2008 Joint Meeting of The Geological Society of America, Soil Science Society of America, American Society of Agronomy, Crop Science Society of America, Gulf Coast Association of Geological Societies with the Gulf Coast Section of SEPM

Paper No. 5
Presentation Time: 2:45 PM

Role of Interannual Climate Oscillations on Coastal Groundwater Conditions in North Carolina


ANDERSON Jr, William P., Department of Geology, Appalachian State University, ASU Box 32067, Boone, NC 28608-2067 and EMANUEL, Ryan E., Department of Geology, Appalachian State University, ASU Box 32076, Boone, NC 28608, andersonwp@appstate.edu

Multi-year climate oscillations such as the El Niño – Southern Oscillation (ENSO) affect precipitation and stream discharge rates in areas of the southeastern United States including North Carolina, a state where decades of rapid population growth has combined with considerable drought in recent years to create serious water supply management problems. While inferences may be drawn between these hydroclimatological relationships and groundwater conditions, little work has been done to explicitly link groundwater conditions to interannual cycles, and none has examined the influence of these signals on groundwater in the southeastern United States. Here we investigate relationships between winter conditions of ENSO, based on the Multivariate ENSO Index (MEI), and lagging baseflow rates in North Carolina. We find strong correlation between winter ENSO and lagged baseflow in the coastal fringes of eastern and southeastern North Carolina. These correlations, and anomalies in mean winter baseflow between the upper and lower quartiles, decrease rapidly with distance inland from the coast.
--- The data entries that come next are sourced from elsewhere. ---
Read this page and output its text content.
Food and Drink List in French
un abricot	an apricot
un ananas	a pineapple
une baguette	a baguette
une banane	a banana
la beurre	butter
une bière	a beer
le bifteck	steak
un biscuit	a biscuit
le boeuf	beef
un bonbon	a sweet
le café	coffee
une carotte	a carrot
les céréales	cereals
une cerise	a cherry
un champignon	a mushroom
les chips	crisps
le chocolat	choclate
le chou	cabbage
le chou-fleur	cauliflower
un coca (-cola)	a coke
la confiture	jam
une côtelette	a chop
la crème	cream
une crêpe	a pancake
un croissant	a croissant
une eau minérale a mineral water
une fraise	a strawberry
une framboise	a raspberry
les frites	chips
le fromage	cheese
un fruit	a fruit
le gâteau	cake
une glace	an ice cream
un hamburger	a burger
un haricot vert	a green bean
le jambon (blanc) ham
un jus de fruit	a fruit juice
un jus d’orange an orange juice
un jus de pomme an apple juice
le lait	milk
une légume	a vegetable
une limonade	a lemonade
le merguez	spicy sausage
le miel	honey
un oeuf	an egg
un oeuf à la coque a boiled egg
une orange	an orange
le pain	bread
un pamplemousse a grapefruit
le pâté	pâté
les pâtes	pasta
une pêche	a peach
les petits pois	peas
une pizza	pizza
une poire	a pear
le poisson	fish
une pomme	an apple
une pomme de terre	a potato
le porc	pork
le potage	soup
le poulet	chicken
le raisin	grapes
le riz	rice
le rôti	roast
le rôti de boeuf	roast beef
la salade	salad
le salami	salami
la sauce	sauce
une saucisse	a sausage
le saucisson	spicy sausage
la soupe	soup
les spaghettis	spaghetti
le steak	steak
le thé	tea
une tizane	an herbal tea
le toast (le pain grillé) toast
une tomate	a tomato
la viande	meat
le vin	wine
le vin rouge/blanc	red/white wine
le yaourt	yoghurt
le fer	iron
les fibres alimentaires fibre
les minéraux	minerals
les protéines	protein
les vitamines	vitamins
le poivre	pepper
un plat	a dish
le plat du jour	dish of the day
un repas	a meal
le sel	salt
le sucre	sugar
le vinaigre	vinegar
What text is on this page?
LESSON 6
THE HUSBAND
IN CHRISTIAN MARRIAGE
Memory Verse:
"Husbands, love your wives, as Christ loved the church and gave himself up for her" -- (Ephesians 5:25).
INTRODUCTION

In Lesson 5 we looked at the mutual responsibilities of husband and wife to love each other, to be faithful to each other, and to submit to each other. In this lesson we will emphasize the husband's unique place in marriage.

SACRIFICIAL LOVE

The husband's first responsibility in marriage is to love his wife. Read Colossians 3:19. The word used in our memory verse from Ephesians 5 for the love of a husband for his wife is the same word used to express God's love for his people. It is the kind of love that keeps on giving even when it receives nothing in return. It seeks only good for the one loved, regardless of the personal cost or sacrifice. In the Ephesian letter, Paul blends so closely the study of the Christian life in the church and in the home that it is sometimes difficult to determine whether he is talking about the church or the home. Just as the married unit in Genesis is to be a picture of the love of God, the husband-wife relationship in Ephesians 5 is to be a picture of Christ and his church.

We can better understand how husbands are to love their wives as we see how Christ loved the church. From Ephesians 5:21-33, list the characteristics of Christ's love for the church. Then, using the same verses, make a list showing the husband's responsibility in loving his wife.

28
Simulations of groundwater flow and solute transport within a cross-section through Hatteras Island, North Carolina, moreover, indicate that these anomalies extend to coastal groundwater, and may provide an interannual oscillation that influences the morphology of the mixing zone. Our results demonstrate that interannual climate oscillations in the Pacific Ocean have a strong effect on hydrological processes in eastern North America, and that these effects persist despite the filtering provided by the groundwater flow process. These results have implications for water resource availability in many regions where water management is complicated by population growth and climatic uncertainty, demonstrating that in one such region significant variability in groundwater supply may be explained by distant climate phenomena.